Saturday 7 June 2014

Password Control

This is part of a series of articles on Red Hat Server Hardening.

Once a user account has been created, the user's access to it can be controlled.

Locking User Accounts

The passwd command can be used to lock and unlock a user's account.
passwd -l username

will lock an account, and
passwd -u username

will unlock it.

Lock Any Accounts With No Password Set

Login as root, and enter the following command
awk -F: '($2 == "") {print $1}' /etc/shadow
This will produce a list of all accounts that have no password set.

Note:- Some systems still store the password in the /etc/passwd file (they shouldn't, but they do!). If this is the case, use /etc/passwd instead of /etc/shadow above.

The lock all empty password accounts:
passwd -l <Account Name>

Change Password Expiration Limits

The chage command displays password expiration details along with last password change date.

To view any existing user’s password ageing information such as expiry date and time, use the following command:
chage -l username

To change password ageing of any user, use the following command.
chage -M 60 -m 7 -W 7 <username>

This sets a maximum age of 60 days, a minimum age of 7 days, and allows the user 7 days warning before the password expires.

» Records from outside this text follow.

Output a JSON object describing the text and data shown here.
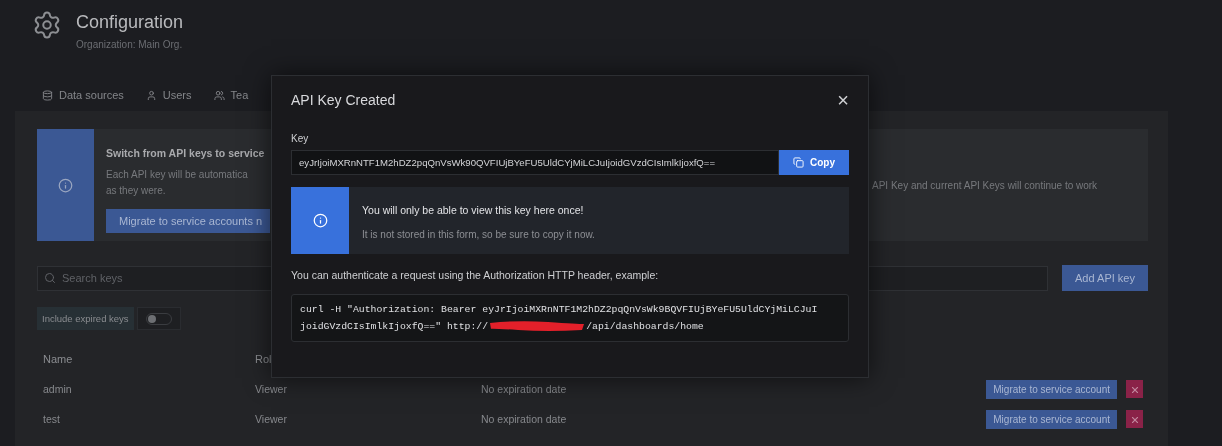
{
  "header": {
    "title": "Configuration",
    "subtitle": "Organization: Main Org."
  },
  "tabs": [
    {
      "label": "Data sources",
      "selected": false
    },
    {
      "label": "Users",
      "selected": false
    },
    {
      "label": "Tea",
      "selected": false
    }
  ],
  "banner": {
    "title": "Switch from API keys to service",
    "text_left": "Each API key will be automatica",
    "text_left_2": "as they were.",
    "text_right": "API Key and current API Keys will continue to work",
    "button": "Migrate to service accounts n"
  },
  "search": {
    "placeholder": "Search keys"
  },
  "add_button": "Add API key",
  "expired_toggle": {
    "label": "Include expired keys",
    "on": false
  },
  "table": {
    "columns": [
      "Name",
      "Rol"
    ],
    "rows": [
      {
        "name": "admin",
        "role": "Viewer",
        "expires": "No expiration date",
        "action": "Migrate to service account"
      },
      {
        "name": "test",
        "role": "Viewer",
        "expires": "No expiration date",
        "action": "Migrate to service account"
      }
    ]
  },
  "modal": {
    "title": "API Key Created",
    "close": "×",
    "key_label": "Key",
    "key_value": "eyJrIjoiMXRnNTF1M2hDZ2pqQnVsWk90QVFIUjBYeFU5UldCYjMiLCJuIjoidGVzdCIsImlkIjoxfQ==",
    "copy_button": "Copy",
    "alert": {
      "title": "You will only be able to view this key here once!",
      "text": "It is not stored in this form, so be sure to copy it now."
    },
    "hint": "You can authenticate a request using the Authorization HTTP header, example:",
    "code": {
      "line_1": "curl -H \"Authorization: Bearer eyJrIjoiMXRnNTF1M2hDZ2pqQnVsWk9BQVFIUjBYeFU5UldCYjMiLCJuI",
      "line_2_start": "joidGVzdCIsImlkIjoxfQ==\" http://",
      "line_2_end": "/api/dashboards/home"
    }
  }
}
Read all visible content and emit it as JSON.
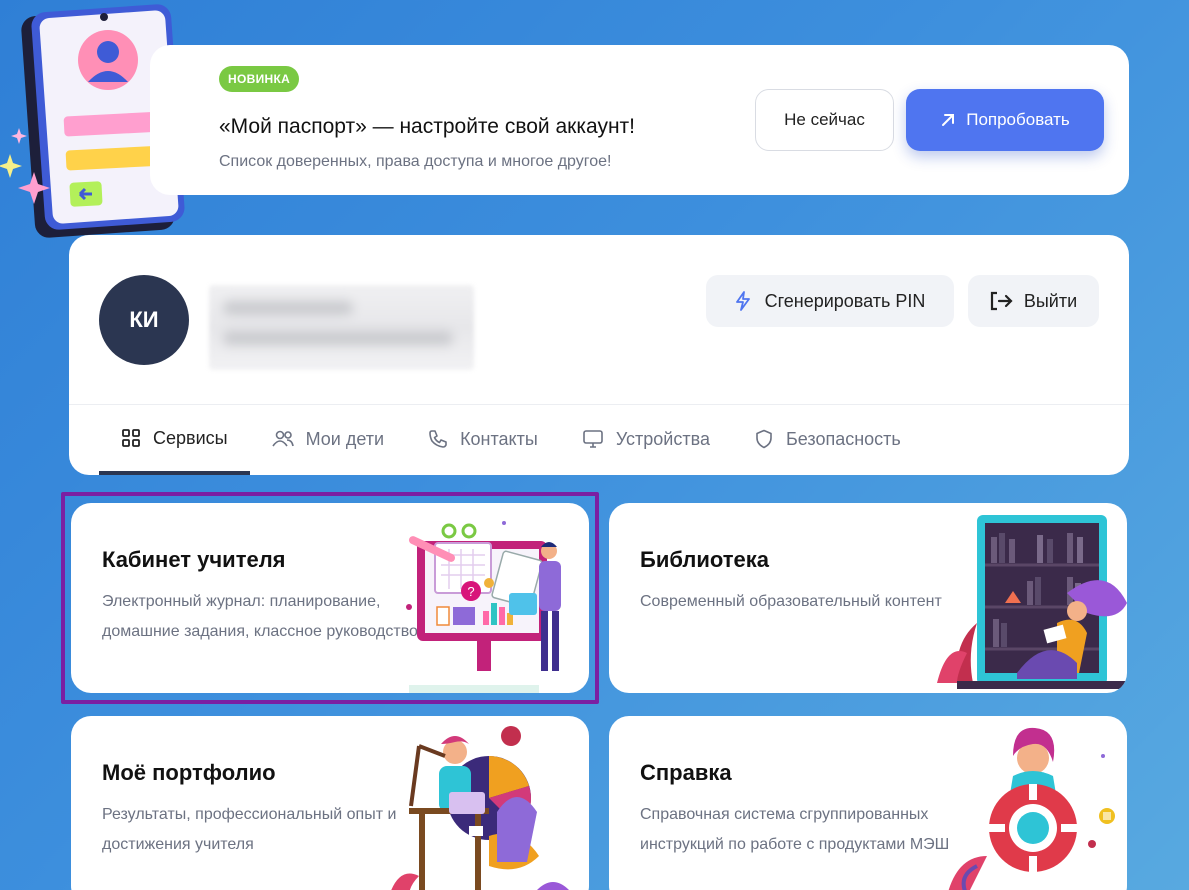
{
  "banner": {
    "badge": "НОВИНКА",
    "title": "«Мой паспорт» — настройте свой аккаунт!",
    "subtitle": "Список доверенных, права доступа и многое другое!",
    "not_now": "Не сейчас",
    "try": "Попробовать"
  },
  "profile": {
    "initials": "КИ",
    "generate_pin": "Сгенерировать PIN",
    "logout": "Выйти"
  },
  "tabs": [
    {
      "label": "Сервисы",
      "icon": "grid-icon"
    },
    {
      "label": "Мои дети",
      "icon": "users-icon"
    },
    {
      "label": "Контакты",
      "icon": "phone-icon"
    },
    {
      "label": "Устройства",
      "icon": "monitor-icon"
    },
    {
      "label": "Безопасность",
      "icon": "shield-icon"
    }
  ],
  "cards": [
    {
      "title": "Кабинет учителя",
      "description": "Электронный журнал: планирование, домашние задания, классное руководство"
    },
    {
      "title": "Библиотека",
      "description": "Современный образовательный контент"
    },
    {
      "title": "Моё портфолио",
      "description": "Результаты, профессиональный опыт и достижения учителя"
    },
    {
      "title": "Справка",
      "description": "Справочная система сгруппированных инструкций по работе с продуктами МЭШ"
    }
  ],
  "colors": {
    "accent": "#4f75f0",
    "badge": "#7ac943",
    "avatar": "#2b3651",
    "highlight": "#7b1fa2"
  }
}
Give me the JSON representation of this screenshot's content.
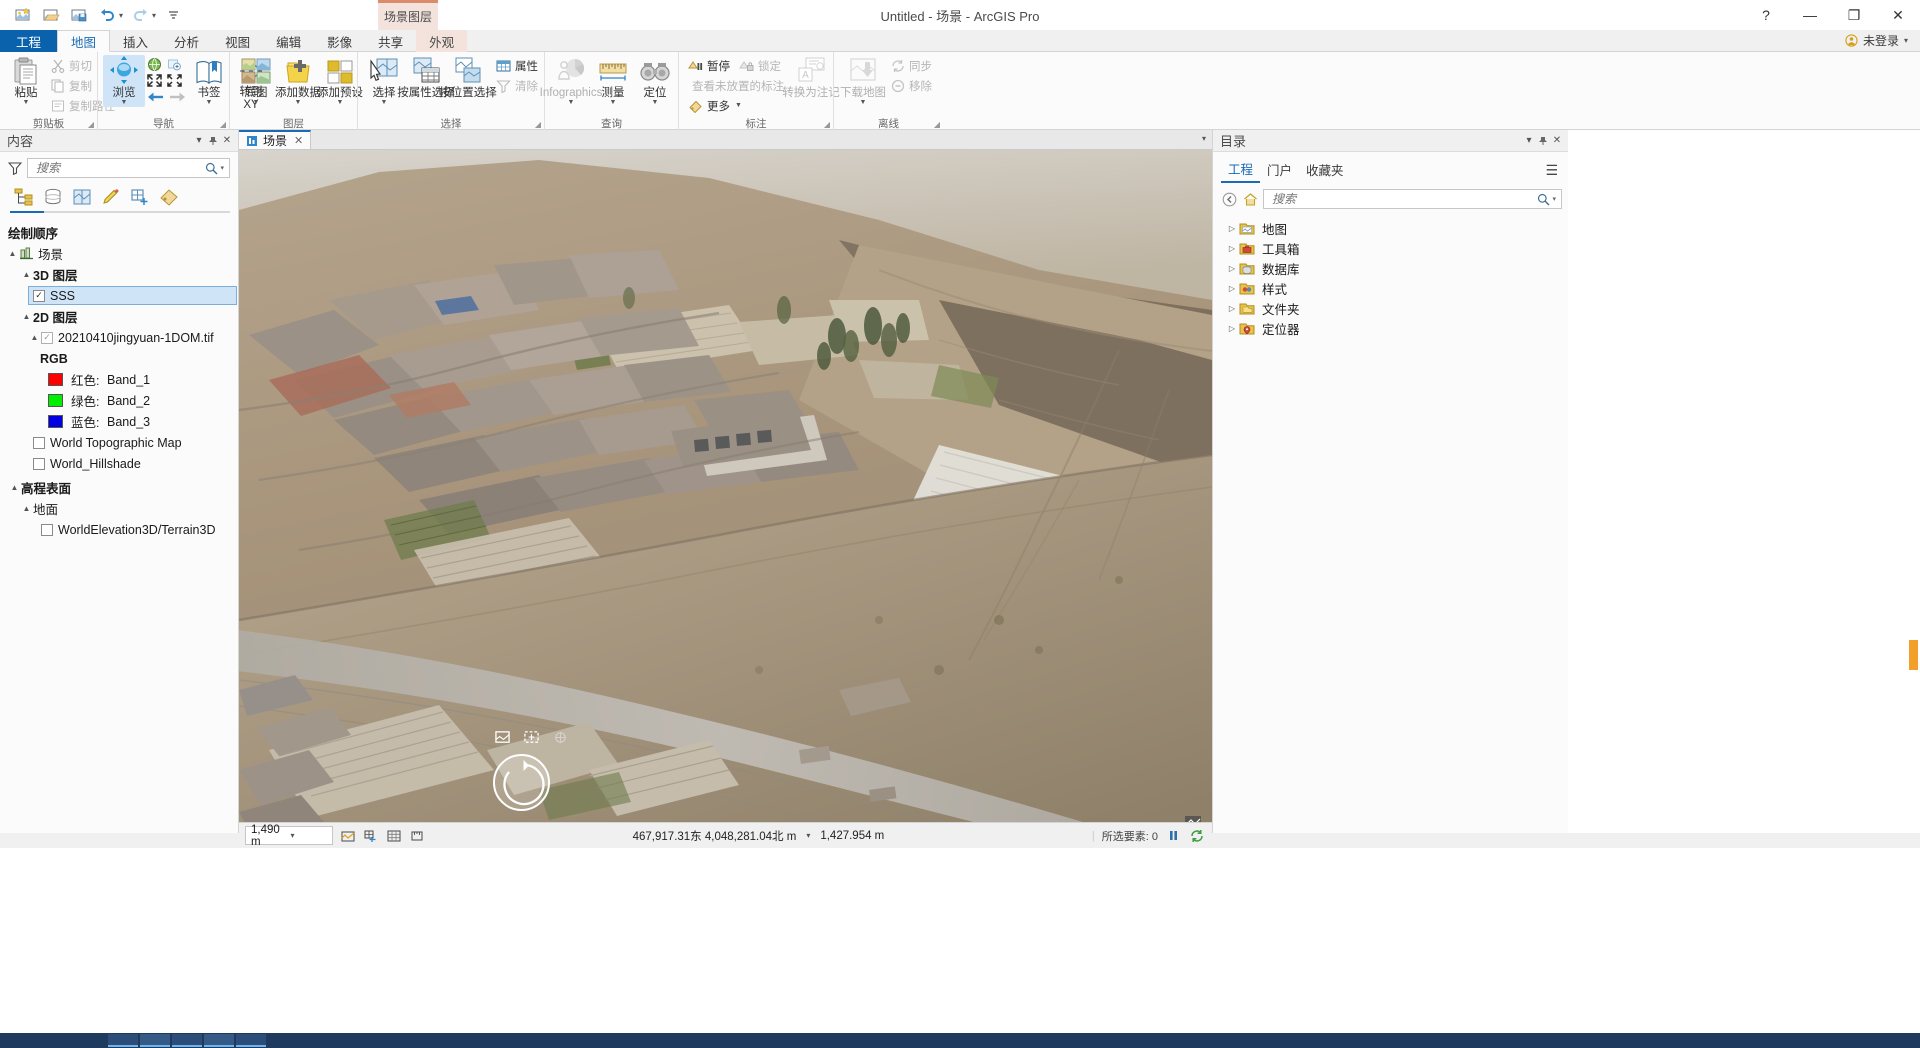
{
  "window": {
    "title": "Untitled - 场景 - ArcGIS Pro",
    "minimize": "—",
    "maximize": "❐",
    "close": "✕",
    "help": "?"
  },
  "quick_access": {
    "new_project": "new-project",
    "open_project": "open-project",
    "save_project": "save-project",
    "undo": "undo",
    "redo": "redo",
    "customize": "customize"
  },
  "account": {
    "label": "未登录",
    "caret": "▾"
  },
  "contextual_tab_header": "场景图层",
  "tabs": [
    {
      "label": "工程",
      "state": "project"
    },
    {
      "label": "地图",
      "state": "active"
    },
    {
      "label": "插入",
      "state": "normal"
    },
    {
      "label": "分析",
      "state": "normal"
    },
    {
      "label": "视图",
      "state": "normal"
    },
    {
      "label": "编辑",
      "state": "normal"
    },
    {
      "label": "影像",
      "state": "normal"
    },
    {
      "label": "共享",
      "state": "normal"
    },
    {
      "label": "外观",
      "state": "contextual"
    }
  ],
  "ribbon": {
    "groups": [
      {
        "name": "剪贴板",
        "has_dialog_launcher": true,
        "big": [
          {
            "label": "粘贴",
            "dropdown": true,
            "icon": "paste-icon"
          }
        ],
        "small": [
          {
            "label": "剪切",
            "icon": "cut-icon",
            "disabled": true
          },
          {
            "label": "复制",
            "icon": "copy-icon",
            "disabled": true
          },
          {
            "label": "复制路径",
            "icon": "copy-path-icon",
            "disabled": true
          }
        ]
      },
      {
        "name": "导航",
        "has_dialog_launcher": true,
        "big": [
          {
            "label": "浏览",
            "dropdown": true,
            "icon": "explore-icon",
            "selected": true
          },
          {
            "label": "书签",
            "dropdown": true,
            "icon": "bookmark-icon"
          },
          {
            "label": "转到 XY",
            "label_line1": "转到",
            "label_line2": "XY",
            "dropdown": false,
            "icon": "go-to-xy-icon"
          }
        ],
        "mini": [
          {
            "icon": "full-extent-icon"
          },
          {
            "icon": "fixed-zoom-in-icon"
          },
          {
            "icon": "zoom-in-fixed-icon"
          },
          {
            "icon": "zoom-out-fixed-icon"
          },
          {
            "icon": "previous-extent-icon"
          },
          {
            "icon": "next-extent-icon"
          }
        ]
      },
      {
        "name": "图层",
        "big": [
          {
            "label": "底图",
            "dropdown": true,
            "icon": "basemap-icon"
          },
          {
            "label": "添加数据",
            "dropdown": true,
            "icon": "add-data-icon"
          },
          {
            "label": "添加预设",
            "dropdown": true,
            "icon": "add-preset-icon"
          }
        ]
      },
      {
        "name": "选择",
        "has_dialog_launcher": true,
        "big": [
          {
            "label": "选择",
            "dropdown": true,
            "icon": "select-icon"
          },
          {
            "label": "按属性选择",
            "dropdown": false,
            "icon": "select-by-attributes-icon"
          },
          {
            "label": "按位置选择",
            "dropdown": false,
            "icon": "select-by-location-icon"
          }
        ],
        "small": [
          {
            "label": "属性",
            "icon": "attribute-table-icon",
            "disabled": false
          },
          {
            "label": "清除",
            "icon": "clear-selection-icon",
            "disabled": true
          }
        ]
      },
      {
        "name": "查询",
        "big": [
          {
            "label": "Infographics",
            "dropdown": true,
            "icon": "infographics-icon",
            "disabled": true
          },
          {
            "label": "测量",
            "dropdown": true,
            "icon": "measure-icon"
          },
          {
            "label": "定位",
            "dropdown": true,
            "icon": "locate-icon"
          }
        ]
      },
      {
        "name": "标注",
        "has_dialog_launcher": true,
        "small": [
          {
            "label": "暂停",
            "icon": "pause-labeling-icon",
            "disabled": false
          },
          {
            "label": "锁定",
            "icon": "lock-labels-icon",
            "disabled": true
          },
          {
            "label": "查看未放置的标注",
            "icon": "view-unplaced-labels-icon",
            "disabled": true
          },
          {
            "label": "更多",
            "icon": "more-labeling-icon",
            "dropdown": true,
            "disabled": false
          }
        ],
        "big": [
          {
            "label": "转换为注记",
            "dropdown": false,
            "icon": "convert-to-annotation-icon",
            "disabled": true
          }
        ]
      },
      {
        "name": "离线",
        "has_dialog_launcher": true,
        "big": [
          {
            "label": "下载地图",
            "dropdown": true,
            "icon": "download-map-icon",
            "disabled": true
          }
        ],
        "small": [
          {
            "label": "同步",
            "icon": "sync-icon",
            "disabled": true
          },
          {
            "label": "移除",
            "icon": "remove-icon",
            "disabled": true
          }
        ]
      }
    ]
  },
  "contents_panel": {
    "title": "内容",
    "pin": "pin-icon",
    "menu": "▾",
    "close": "✕",
    "search": {
      "placeholder": "搜索",
      "value": "",
      "filter_icon": "filter-icon",
      "search_icon": "search-icon",
      "caret": "▾"
    },
    "view_tabs": [
      {
        "icon": "list-by-drawing-order-icon",
        "active": true
      },
      {
        "icon": "list-by-data-source-icon",
        "active": false
      },
      {
        "icon": "list-by-selection-icon",
        "active": false
      },
      {
        "icon": "list-by-editing-icon",
        "active": false
      },
      {
        "icon": "list-by-snapping-icon",
        "active": false
      },
      {
        "icon": "list-by-labeling-icon",
        "active": false
      }
    ],
    "section_label": "绘制顺序",
    "tree": [
      {
        "level": 0,
        "label": "场景",
        "twisty": "▲",
        "icon": "scene-icon",
        "checkbox": "none",
        "bold": false
      },
      {
        "level": 1,
        "label": "3D 图层",
        "twisty": "▲",
        "icon": "none",
        "checkbox": "none",
        "bold": true
      },
      {
        "level": 2,
        "label": "SSS",
        "twisty": "none",
        "icon": "none",
        "checkbox": "checked",
        "bold": false,
        "selected": true
      },
      {
        "level": 1,
        "label": "2D 图层",
        "twisty": "▲",
        "icon": "none",
        "checkbox": "none",
        "bold": true
      },
      {
        "level": 2,
        "label": "20210410jingyuan-1DOM.tif",
        "twisty": "▲",
        "icon": "none",
        "checkbox": "checked-gray",
        "bold": false
      },
      {
        "level": 3,
        "label": "RGB",
        "twisty": "none",
        "icon": "none",
        "checkbox": "none",
        "bold": true
      },
      {
        "level": 4,
        "label": "红色:",
        "value": "Band_1",
        "swatch": "#ff0000",
        "twisty": "none",
        "checkbox": "none",
        "bold": false
      },
      {
        "level": 4,
        "label": "绿色:",
        "value": "Band_2",
        "swatch": "#00ee00",
        "twisty": "none",
        "checkbox": "none",
        "bold": false
      },
      {
        "level": 4,
        "label": "蓝色:",
        "value": "Band_3",
        "swatch": "#0000e0",
        "twisty": "none",
        "checkbox": "none",
        "bold": false
      },
      {
        "level": 2,
        "label": "World Topographic Map",
        "twisty": "none",
        "icon": "none",
        "checkbox": "unchecked",
        "bold": false
      },
      {
        "level": 2,
        "label": "World_Hillshade",
        "twisty": "none",
        "icon": "none",
        "checkbox": "unchecked",
        "bold": false
      },
      {
        "level": 0,
        "label": "高程表面",
        "twisty": "▲",
        "icon": "none",
        "checkbox": "none",
        "bold": true
      },
      {
        "level": 1,
        "label": "地面",
        "twisty": "▲",
        "icon": "none",
        "checkbox": "none",
        "bold": false
      },
      {
        "level": 2,
        "label": "WorldElevation3D/Terrain3D",
        "twisty": "none",
        "icon": "none",
        "checkbox": "unchecked",
        "bold": false
      }
    ]
  },
  "map_view": {
    "tab_label": "场景",
    "tab_icon": "scene-view-icon",
    "tab_close": "✕",
    "tabstrip_caret": "▾",
    "overlay_buttons": [
      {
        "icon": "full-extent-overlay-icon"
      },
      {
        "icon": "explore-overlay-icon"
      },
      {
        "icon": "link-views-overlay-icon"
      }
    ],
    "navigator": "on-screen-navigator",
    "corner_icon": "attribution-icon"
  },
  "map_status": {
    "scale_value": "1,490 m",
    "scale_caret": "▾",
    "buttons": [
      {
        "icon": "selected-features-icon"
      },
      {
        "icon": "snapping-icon"
      },
      {
        "icon": "grid-icon"
      },
      {
        "icon": "measure-status-icon"
      }
    ],
    "coordinates": "467,917.31东 4,048,281.04北 m",
    "coord_caret": "▾",
    "elevation": "1,427.954 m",
    "selected_count_label": "所选要素: 0",
    "pause_icon": "pause-drawing-icon",
    "refresh_icon": "refresh-icon"
  },
  "catalog_panel": {
    "title": "目录",
    "pin": "pin-icon",
    "menu": "▾",
    "close": "✕",
    "tabs": [
      {
        "label": "工程",
        "active": true
      },
      {
        "label": "门户",
        "active": false
      },
      {
        "label": "收藏夹",
        "active": false
      }
    ],
    "burger": "☰",
    "back_icon": "back-icon",
    "home_icon": "home-icon",
    "search": {
      "placeholder": "搜索",
      "value": "",
      "search_icon": "search-icon",
      "caret": "▾"
    },
    "tree": [
      {
        "label": "地图",
        "icon": "maps-folder-icon",
        "twisty": "▷"
      },
      {
        "label": "工具箱",
        "icon": "toolboxes-folder-icon",
        "twisty": "▷"
      },
      {
        "label": "数据库",
        "icon": "databases-folder-icon",
        "twisty": "▷"
      },
      {
        "label": "样式",
        "icon": "styles-folder-icon",
        "twisty": "▷"
      },
      {
        "label": "文件夹",
        "icon": "folders-folder-icon",
        "twisty": "▷"
      },
      {
        "label": "定位器",
        "icon": "locators-folder-icon",
        "twisty": "▷"
      }
    ]
  },
  "colors": {
    "accent": "#1a6bb5",
    "project_tab": "#0a62ad",
    "contextual": "#d98b6a",
    "selection": "#cfe4f7"
  }
}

Options for chage are as follows:
OptionDescription
-m Minimum number of days a user must go before being able to change their password
-M Maximum number of days a user can go without changing their password
-d The last day the password was changed
-E Specific expiration date for a password, date in format YYYY-MM-DD or MM/DD/YYYY
-I Allowable account inactivity period (in days) after which password will expire
-W Warning period. The number of days before expiration when the user will be sent a warning message
-l Display current expiration controls

Prevent Reuse of Old Passwords

Users should be prevented from reusing old passwords. Old passwords are stored in /etc/security/opasswd. This file must be created before switching on password history, otherwise all user password updates will fail because the pam_unix[1] module will constantly be returning errors from the password history code due to the file being missing.

After creating the file, change the permissions to keep it secure:
touch /etc/security/opasswd
chown root:root /etc/security/opasswd
chmod 600 /etc/security/opasswd

Open the /etc/pam.d/system-auth file and add the following line to the auth section:
auth        sufficient    pam_unix.so likeauth nullok

Add the following line to the password section:
password   sufficient    pam_unix.so nullok use_authtok md5 shadow remember=5

This will prevent a user from re-using any of their last 5 passwords.

Force Users to Set Strong Passwords

A number of users use soft or weak passwords and their password might be hacked with a dictionary based or brute-force attacks. The pam_cracklib module, available in the PAM (Pluggable Authentication Modules) module stack, forces users to set strong passwords.

Open the /etc/pam.d/system-auth file and amend or add the entry for pam_cracklib.so:
/lib/security/$ISA/pam_cracklib.so retry=3 minlen=8 lcredit=-1 ucredit=-2 dcredit=-2 ocredit=-1

This sets the number of times the password may be entered before it fails to 3. The password must be at least 8 characters long, and contain at least 1 lower case character, 2 upper case characters, 1 digit and one other.